Key Points about MRIs
- MRIs are an easy, safe and comfortable exam that can provide an excellent way to diagnose diseases of the brain, spine, skeleton, chest, abdomen and pelvis.
- The MRI exam requires you to lie very still on a table that moves into a scanner housing a large magnet.
- There are no known health risks associated with the magnetic field or the radio waves used by the machine.
MRI is an advanced medical imaging technique that uses a magnetic field and radio waves instead of X-ray to create images of different parts of the body. It is an easy, safe and comfortable exam. It provides an excellent way to diagnose diseases of the brain, spine, skeleton, chest, abdomen and pelvis.
Preparing for MRI
Before your MRI, make sure you have the forms you need and are prepared for the exam.

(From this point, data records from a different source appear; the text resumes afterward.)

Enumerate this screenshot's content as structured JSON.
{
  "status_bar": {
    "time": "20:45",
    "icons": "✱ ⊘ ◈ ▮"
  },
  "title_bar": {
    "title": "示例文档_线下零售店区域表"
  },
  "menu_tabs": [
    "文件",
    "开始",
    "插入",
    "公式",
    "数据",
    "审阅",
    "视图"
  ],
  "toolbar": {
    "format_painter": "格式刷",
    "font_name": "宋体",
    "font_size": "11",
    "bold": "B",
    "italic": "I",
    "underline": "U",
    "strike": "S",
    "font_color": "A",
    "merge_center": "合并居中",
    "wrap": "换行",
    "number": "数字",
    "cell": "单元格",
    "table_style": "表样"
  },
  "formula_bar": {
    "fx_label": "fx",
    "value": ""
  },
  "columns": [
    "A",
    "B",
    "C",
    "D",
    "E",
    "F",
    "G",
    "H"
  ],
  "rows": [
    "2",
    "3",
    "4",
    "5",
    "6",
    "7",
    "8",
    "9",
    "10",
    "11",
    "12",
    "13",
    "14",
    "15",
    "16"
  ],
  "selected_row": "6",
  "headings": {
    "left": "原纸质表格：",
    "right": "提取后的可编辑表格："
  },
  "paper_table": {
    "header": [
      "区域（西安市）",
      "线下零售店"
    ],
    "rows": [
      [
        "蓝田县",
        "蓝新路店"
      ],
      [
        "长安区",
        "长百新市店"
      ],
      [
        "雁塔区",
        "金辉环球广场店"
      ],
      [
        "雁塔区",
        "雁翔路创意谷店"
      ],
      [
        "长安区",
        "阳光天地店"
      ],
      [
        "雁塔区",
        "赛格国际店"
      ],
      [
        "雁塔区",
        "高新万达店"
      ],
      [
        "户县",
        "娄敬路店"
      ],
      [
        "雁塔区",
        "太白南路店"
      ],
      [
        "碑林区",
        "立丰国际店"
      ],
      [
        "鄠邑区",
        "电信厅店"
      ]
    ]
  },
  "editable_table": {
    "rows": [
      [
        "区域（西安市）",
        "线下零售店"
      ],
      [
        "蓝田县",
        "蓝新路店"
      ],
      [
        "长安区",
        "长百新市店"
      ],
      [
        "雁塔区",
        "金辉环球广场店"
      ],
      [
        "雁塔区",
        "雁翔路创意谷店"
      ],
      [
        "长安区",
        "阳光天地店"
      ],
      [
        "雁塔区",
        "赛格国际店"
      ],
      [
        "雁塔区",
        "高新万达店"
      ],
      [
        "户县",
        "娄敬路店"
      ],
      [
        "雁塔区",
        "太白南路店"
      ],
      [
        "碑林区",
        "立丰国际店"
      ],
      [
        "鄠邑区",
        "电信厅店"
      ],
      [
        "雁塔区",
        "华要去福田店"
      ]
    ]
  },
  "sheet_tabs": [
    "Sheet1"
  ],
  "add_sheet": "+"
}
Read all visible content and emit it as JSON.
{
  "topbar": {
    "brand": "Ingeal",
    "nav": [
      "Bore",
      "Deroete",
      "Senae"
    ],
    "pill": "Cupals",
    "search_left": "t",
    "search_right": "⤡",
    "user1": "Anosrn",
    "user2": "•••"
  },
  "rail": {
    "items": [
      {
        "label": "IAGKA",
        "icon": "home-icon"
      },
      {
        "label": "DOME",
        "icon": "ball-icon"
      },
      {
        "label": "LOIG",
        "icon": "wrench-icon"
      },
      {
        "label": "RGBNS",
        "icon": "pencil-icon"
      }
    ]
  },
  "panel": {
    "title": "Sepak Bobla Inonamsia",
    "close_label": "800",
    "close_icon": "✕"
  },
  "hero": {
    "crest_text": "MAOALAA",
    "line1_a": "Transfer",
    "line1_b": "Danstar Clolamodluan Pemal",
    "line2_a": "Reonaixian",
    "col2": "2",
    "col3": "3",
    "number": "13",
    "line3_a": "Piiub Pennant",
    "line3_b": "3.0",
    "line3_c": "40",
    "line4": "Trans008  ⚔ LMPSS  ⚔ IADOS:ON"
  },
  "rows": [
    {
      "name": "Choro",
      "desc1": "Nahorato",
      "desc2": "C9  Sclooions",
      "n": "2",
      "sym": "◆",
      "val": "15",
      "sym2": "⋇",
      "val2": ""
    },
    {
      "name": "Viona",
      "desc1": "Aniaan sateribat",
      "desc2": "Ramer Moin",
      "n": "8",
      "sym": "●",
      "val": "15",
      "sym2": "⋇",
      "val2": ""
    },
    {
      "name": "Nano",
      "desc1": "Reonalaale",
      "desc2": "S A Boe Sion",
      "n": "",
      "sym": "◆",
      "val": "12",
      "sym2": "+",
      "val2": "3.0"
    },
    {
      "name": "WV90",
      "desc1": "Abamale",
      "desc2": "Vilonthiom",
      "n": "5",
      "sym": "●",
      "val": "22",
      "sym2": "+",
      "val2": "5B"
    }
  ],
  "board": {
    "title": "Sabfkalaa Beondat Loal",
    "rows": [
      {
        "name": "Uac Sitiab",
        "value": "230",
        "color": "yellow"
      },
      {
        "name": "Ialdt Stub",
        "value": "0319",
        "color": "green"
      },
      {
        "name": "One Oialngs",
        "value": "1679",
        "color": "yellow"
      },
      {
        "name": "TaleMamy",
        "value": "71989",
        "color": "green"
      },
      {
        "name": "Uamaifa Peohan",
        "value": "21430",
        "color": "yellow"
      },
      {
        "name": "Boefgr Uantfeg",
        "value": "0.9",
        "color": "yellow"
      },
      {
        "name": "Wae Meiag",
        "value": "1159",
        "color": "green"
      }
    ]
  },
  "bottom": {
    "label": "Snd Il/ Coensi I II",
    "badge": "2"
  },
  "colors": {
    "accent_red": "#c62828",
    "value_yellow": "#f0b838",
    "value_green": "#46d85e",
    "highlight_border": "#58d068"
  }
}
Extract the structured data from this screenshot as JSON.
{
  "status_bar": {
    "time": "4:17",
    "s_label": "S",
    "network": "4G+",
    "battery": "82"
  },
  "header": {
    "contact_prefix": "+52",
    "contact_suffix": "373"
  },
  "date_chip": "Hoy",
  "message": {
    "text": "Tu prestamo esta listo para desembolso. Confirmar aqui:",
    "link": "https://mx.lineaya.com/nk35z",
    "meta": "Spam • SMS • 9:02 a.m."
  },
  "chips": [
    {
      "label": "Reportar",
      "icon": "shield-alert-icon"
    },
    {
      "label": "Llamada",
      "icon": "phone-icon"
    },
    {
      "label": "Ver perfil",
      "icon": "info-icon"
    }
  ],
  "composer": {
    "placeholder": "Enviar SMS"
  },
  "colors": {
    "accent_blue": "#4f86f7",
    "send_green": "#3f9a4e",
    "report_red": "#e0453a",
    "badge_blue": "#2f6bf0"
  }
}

On the day of your MRI:
- Eat normally.
- Take your usual medications unless your physician gives you other instructions.
- If you have had previous exams (CT, MRI or X-ray) performed at a non-Bon Secours facility, please bring those images with you to your appointment.
- Please bring an order from your physician.
- If you have ever had any medical implants, please bring a device ID card or a physician note about the implant.
MRI is very safe. There are no known health risks associated with the magnetic field or the radio waves used by the machine. However, some special circumstances limit the use of a magnetic field, so it is important for you to tell us if any of the following apply to you:
- cardiac pacemaker or artificial heart valve
- metal plate, pin or other metallic implant
- intrauterine device, such as Copper-7 IUD
- insulin pump or other infusion pump
- aneurysm clips
- previous gunshot wound
- inner ear implant
- ever been a metal worker (had metal in eye)
- if you are pregnant
Any metallic substance, on or in you, can affect the quality of the diagnostic images. It can also cause discomfort or injury when placed in the magnetic field and may mean you cannot get an MRI.
Expectations during MRI
The MRI exam requires you to lie very still on a table that moves into a scanner housing a large magnet. You may be asked to wear a gown. During the procedure, you may communicate with your technologist by intercom, and they will explain the various noises that you will hear; you will be given the option to wear ear plugs if you want. In some cases, your physician may order the administration of intravenous contrast agent to enable visualization of some specific images. If you are claustrophobic, please let the scheduler or office know.
Length of MRI
The procedure lasts 20 - 60 minutes, depending on the number and types of images needed.